Vivemos um tempo em que o cidadão que levanta a bandeira verde e amarela é tachado de golpista. O mesmo cidadão que trabalha, paga impostos e ensina aos filhos a rezar ou orar antes de dormir. Para esses, restou o silêncio ou o risco de ser alvo de inquéritos obscuros e intermináveis, inquéritos do fim do mundo, que estão com os dias contados, cujo início ninguém entende e cujo fim depende da disposição ideológica do julgador.
Pois bem. A mudança nos sorteios, ainda que sutil, é um sopro de esperança. Um sussurro de que a balança da justiça talvez esteja voltando ao seu eixo. De que o Brasil não pertence a um gabinete, nem a um partido, muito menos a um único intérprete da lei. O Brasil pertence ao seu povo. E o povo brasileiro, quando acorda, não volta a dormir com facilidade.
É preciso questionar: qual é o limite do poder de um juiz? Até onde vai a autoridade legítima e quando ela se transforma em tirania institucional? A toga não foi feita para dar voz aos egos inflados, mas para proteger o cidadão comum. E o cidadão comum, no Brasil, está cansado de ser tratado como inimigo do Estado e tendo a Constituição ‘rasgada’.
Chegamos a um ponto em que a dúvida virou crime. Em que questionar decisões virou motivo para bloqueios bancários. Em que fazer perguntas foi equiparado à incitação ao ódio. Só faltou tipificarem o crime de “pensamento independente”.
Não. Não é assim que se constrói uma nação livre. O Brasil precisa, urgentemente, restaurar o império da lei. E isso só será possível se o Judiciário deixar de lado a vaidade e voltar à sua função original: aplicar a lei, e não a reescrever de acordo com seus humores ou ideologias.

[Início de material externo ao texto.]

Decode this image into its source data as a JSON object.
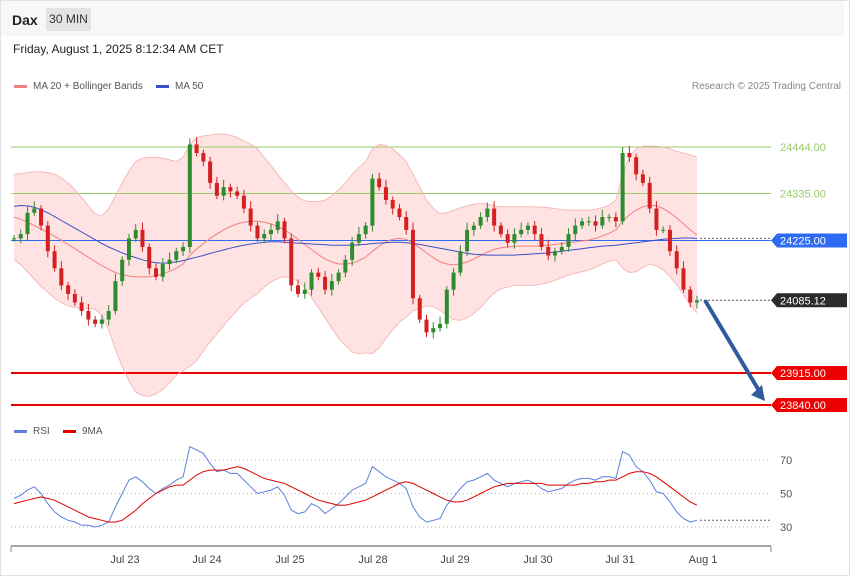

Por isso, caro leitor, fique atento. Um sorteio que finalmente distribui processos de maneira equitativa pode parecer pouco, mas é um bom sinal. Pode ser o início de uma nova era. Ou, no mínimo, o fim de um velho ciclo. A nação observa. E não há algoritmo que resista à força de milhões de olhares atentos.
Que o sistema continue “destravado”. Que a justiça volte a ser plural. E que a pátria reencontre seu caminho entre a fé, a família e a liberdade.
Porque, no fim das contas, a maior sentença que se pode dar é o voto. E o povo já está escrevendo, nas urnas e nas ruas, o veredicto que a história há de registrar.